Dan bagi Tomás, roketnya, jauh, menunggunya, dan kota, dan wanita dari Bumi. “Kita tak pernah bisa sepakat,” ujarnya.
 
“Mari kita sepakat untuk tidak sepakat,” kata Orang Mars itu. “Apa bedanya siapa Masa Lalu atau Masa Depan, jika kita berdua masih hidup, sebab yang berikutnya akan mengikuti, besok atau dalam sepuluh ribu tahun.
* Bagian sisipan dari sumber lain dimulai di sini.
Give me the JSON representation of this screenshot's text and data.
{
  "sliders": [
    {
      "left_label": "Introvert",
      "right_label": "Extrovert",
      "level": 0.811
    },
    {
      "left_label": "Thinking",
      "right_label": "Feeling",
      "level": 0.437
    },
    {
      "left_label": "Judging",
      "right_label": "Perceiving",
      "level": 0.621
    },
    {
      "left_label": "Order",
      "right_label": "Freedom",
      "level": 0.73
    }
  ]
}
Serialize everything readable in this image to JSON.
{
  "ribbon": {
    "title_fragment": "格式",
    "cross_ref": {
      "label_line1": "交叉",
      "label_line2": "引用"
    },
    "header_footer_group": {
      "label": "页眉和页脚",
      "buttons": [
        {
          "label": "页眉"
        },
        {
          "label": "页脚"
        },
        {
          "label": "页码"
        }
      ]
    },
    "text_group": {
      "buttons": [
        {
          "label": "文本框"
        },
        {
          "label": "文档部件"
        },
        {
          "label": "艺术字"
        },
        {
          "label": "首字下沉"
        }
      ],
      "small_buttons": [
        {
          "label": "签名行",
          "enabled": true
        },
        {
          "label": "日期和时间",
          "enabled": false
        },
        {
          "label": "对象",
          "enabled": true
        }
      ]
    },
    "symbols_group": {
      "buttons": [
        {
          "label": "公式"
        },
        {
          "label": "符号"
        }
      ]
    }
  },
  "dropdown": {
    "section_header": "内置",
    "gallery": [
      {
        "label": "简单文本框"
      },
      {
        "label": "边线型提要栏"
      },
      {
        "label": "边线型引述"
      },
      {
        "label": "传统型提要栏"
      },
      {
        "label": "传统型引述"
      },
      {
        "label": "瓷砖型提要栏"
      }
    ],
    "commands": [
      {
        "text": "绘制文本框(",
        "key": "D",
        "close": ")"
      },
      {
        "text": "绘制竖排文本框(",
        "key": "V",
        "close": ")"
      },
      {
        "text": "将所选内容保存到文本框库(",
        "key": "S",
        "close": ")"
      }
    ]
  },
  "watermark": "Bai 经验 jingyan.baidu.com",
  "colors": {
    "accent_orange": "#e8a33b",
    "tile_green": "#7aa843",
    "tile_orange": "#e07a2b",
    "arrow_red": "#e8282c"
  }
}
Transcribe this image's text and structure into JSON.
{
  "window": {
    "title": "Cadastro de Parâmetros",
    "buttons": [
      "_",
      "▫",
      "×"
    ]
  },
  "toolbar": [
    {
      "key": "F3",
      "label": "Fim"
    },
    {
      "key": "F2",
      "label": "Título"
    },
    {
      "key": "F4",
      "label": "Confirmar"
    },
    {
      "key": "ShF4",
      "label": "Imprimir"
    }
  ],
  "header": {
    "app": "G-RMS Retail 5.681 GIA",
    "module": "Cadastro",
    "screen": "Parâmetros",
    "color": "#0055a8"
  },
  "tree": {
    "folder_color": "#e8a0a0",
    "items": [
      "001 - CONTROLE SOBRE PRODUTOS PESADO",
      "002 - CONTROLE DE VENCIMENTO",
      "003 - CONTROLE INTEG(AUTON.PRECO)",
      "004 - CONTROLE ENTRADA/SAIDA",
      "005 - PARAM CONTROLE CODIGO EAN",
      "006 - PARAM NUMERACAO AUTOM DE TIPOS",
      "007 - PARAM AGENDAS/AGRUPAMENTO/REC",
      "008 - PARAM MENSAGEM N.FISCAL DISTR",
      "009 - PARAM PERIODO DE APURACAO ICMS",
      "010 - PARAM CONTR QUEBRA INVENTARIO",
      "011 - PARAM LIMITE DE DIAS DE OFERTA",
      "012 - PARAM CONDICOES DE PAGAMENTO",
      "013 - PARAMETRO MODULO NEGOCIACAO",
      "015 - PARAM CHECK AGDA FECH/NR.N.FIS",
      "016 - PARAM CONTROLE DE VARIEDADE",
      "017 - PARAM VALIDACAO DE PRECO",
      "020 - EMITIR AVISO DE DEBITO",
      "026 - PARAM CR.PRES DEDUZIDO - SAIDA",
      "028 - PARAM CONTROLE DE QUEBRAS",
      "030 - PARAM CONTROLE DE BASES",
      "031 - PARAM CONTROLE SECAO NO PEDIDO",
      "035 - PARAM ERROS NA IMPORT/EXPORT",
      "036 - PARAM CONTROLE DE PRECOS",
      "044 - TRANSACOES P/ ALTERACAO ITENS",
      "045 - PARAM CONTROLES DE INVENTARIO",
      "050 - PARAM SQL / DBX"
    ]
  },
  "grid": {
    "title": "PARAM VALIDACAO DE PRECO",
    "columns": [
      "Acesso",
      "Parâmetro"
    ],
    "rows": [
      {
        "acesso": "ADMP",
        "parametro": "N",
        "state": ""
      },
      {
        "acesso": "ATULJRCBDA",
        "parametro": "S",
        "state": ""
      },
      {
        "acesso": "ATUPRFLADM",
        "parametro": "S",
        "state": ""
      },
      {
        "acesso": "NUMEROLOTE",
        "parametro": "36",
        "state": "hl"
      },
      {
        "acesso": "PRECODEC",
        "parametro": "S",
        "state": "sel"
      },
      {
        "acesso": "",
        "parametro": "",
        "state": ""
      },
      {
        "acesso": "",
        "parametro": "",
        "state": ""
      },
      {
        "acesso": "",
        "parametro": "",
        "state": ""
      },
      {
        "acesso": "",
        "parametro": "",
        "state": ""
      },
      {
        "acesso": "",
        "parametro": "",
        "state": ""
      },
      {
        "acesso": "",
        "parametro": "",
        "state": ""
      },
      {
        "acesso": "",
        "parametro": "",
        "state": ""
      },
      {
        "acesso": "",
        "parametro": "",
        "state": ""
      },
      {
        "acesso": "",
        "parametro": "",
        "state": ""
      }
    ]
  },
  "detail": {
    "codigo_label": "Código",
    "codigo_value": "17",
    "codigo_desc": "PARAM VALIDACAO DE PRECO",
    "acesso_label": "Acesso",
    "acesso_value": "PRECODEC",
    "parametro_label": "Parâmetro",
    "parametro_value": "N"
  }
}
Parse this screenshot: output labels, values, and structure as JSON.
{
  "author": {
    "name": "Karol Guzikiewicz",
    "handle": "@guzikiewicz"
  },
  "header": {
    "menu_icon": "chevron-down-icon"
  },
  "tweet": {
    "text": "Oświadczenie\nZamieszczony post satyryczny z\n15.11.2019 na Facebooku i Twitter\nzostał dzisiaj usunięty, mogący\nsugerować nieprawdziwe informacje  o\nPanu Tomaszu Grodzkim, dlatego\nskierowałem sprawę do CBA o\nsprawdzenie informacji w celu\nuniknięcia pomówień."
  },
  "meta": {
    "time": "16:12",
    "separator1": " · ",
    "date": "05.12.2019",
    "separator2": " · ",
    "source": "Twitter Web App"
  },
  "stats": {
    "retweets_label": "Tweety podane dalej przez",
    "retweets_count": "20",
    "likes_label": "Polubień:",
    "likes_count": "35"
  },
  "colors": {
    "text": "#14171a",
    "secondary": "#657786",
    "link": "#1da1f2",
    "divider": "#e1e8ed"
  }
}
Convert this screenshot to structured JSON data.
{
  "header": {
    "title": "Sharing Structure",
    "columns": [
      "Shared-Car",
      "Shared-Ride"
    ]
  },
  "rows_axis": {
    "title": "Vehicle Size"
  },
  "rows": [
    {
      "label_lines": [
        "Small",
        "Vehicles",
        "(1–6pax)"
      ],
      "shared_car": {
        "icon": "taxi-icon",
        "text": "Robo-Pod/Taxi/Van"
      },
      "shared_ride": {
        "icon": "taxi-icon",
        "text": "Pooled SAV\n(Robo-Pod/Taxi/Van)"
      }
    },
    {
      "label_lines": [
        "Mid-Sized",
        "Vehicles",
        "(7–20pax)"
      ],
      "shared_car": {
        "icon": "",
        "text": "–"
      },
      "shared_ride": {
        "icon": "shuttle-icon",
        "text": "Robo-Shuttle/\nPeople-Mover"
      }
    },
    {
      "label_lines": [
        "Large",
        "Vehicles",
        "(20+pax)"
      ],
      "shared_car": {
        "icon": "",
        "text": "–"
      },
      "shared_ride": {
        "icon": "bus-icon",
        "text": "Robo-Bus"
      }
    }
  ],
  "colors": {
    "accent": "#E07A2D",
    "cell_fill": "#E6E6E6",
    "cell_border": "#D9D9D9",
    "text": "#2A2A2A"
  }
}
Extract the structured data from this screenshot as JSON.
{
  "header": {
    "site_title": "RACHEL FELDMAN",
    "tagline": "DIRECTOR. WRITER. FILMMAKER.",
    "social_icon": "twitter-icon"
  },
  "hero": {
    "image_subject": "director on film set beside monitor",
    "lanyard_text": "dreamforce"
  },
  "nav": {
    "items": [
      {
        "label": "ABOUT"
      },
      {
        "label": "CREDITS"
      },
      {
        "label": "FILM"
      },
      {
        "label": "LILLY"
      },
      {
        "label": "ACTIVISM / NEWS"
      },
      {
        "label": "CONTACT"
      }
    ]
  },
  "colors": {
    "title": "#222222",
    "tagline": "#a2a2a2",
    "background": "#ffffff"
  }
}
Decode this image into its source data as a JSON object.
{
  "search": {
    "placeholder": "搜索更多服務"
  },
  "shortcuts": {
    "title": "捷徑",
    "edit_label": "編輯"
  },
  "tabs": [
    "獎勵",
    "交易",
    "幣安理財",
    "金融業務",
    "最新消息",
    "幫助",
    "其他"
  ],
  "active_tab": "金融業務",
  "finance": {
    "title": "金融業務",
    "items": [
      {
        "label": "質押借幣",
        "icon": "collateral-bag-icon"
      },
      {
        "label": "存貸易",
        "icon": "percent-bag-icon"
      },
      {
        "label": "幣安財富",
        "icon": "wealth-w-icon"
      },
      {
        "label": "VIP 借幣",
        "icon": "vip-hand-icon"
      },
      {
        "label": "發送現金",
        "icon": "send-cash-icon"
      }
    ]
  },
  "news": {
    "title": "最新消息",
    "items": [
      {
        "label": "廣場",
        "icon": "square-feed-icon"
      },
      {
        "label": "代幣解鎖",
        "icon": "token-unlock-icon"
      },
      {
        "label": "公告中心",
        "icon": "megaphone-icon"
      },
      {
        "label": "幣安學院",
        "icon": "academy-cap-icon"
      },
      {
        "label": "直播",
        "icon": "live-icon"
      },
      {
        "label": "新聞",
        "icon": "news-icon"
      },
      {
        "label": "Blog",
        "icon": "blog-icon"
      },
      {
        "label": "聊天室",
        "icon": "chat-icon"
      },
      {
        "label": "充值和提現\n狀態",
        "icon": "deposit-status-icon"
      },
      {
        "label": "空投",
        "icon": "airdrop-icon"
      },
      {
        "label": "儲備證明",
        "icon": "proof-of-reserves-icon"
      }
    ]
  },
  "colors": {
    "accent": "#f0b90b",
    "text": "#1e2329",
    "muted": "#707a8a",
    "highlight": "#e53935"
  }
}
Bagaimana kau tahu bahwa kuil-kuil itu bukan kuil peradabanmu sendiri seratus abad dari sekarang, jatuh dan hancur? Kau tak tahu. Kalau begitu jangan tanya. Tapi malam sangat singkat. Ada festival api di langit, dan burung-burung.”
 
Tomãs mengulurkan tangannya. Orang Mars melakukan hal yang sama dengan meniru.
 
Tangan mereka tidak bersentuhan; mereka meleleh satu sama lain.
 
“Apakah kita akan bertemu lagi?”
 
“Siapa yang tahu? Mungkin malam lain.”
 
“Aku ingin pergi bersamamu ke festival itu.”
 
“Dan aku berharap aku bisa datang ke kota barumu, untuk melihat kapal yang kaubicarakan ini, untuk melihat orang-orang ini, untuk mendengar semua yang telah terjadi.”
 
“Selamat tinggal,” ujar Tomás.
 
“Selamat malam.”
 
Orang Mars mengendarai kendaraan logam hijaunya dengan tenang ke perbukitan, Manusia Bumi memutar truknya dan mengemudikannya tanpa suara ke arah yang berlawanan.
 
“Ya Tuhan, sungguh mimpi yang indah,” desah Tomás, tangannya di atas kemudi, memikirkan roket, wanita, wiski yang sangat dingin, gulungan Virginia, pesta.
 
Betapa anehnya penglihatan itu, pikir si Orang Mars, sambil bergegas, memikirkan festival, kanal, perahu, wanita bermata emas, dan nyanyian.
 
Malam itu gelap. Bulan-bulan telah turun. Cahaya bintang berkelap-kelip di jalan raya yang kosong ketika kini tak ada suara, tak ada mobil, tak ada orang, tak ada apa-apa. Dan itu tetaplah seperti itu sepanjang sisa malam gelap yang dingin.
 
 
--
 
 

 
Ray Bradbury (22 Agustus 1920 - 5 Juni 2012) merupakan penulis asal Amerika Serikat yang terkenal akan karya-karya fiksi ilmiah, fantasi, dan misteri. Beberapa karyanya yang tersohor: The Martian Chronicles (1950), The Illustrated Man (1951), Fahrenheit 451 (1953). The New York Times sempat menyebut Bradbury sebagai penulis yang paling bertanggung jawab untuk membawa fiksi ilmiah modern ke dalam aliran sastra.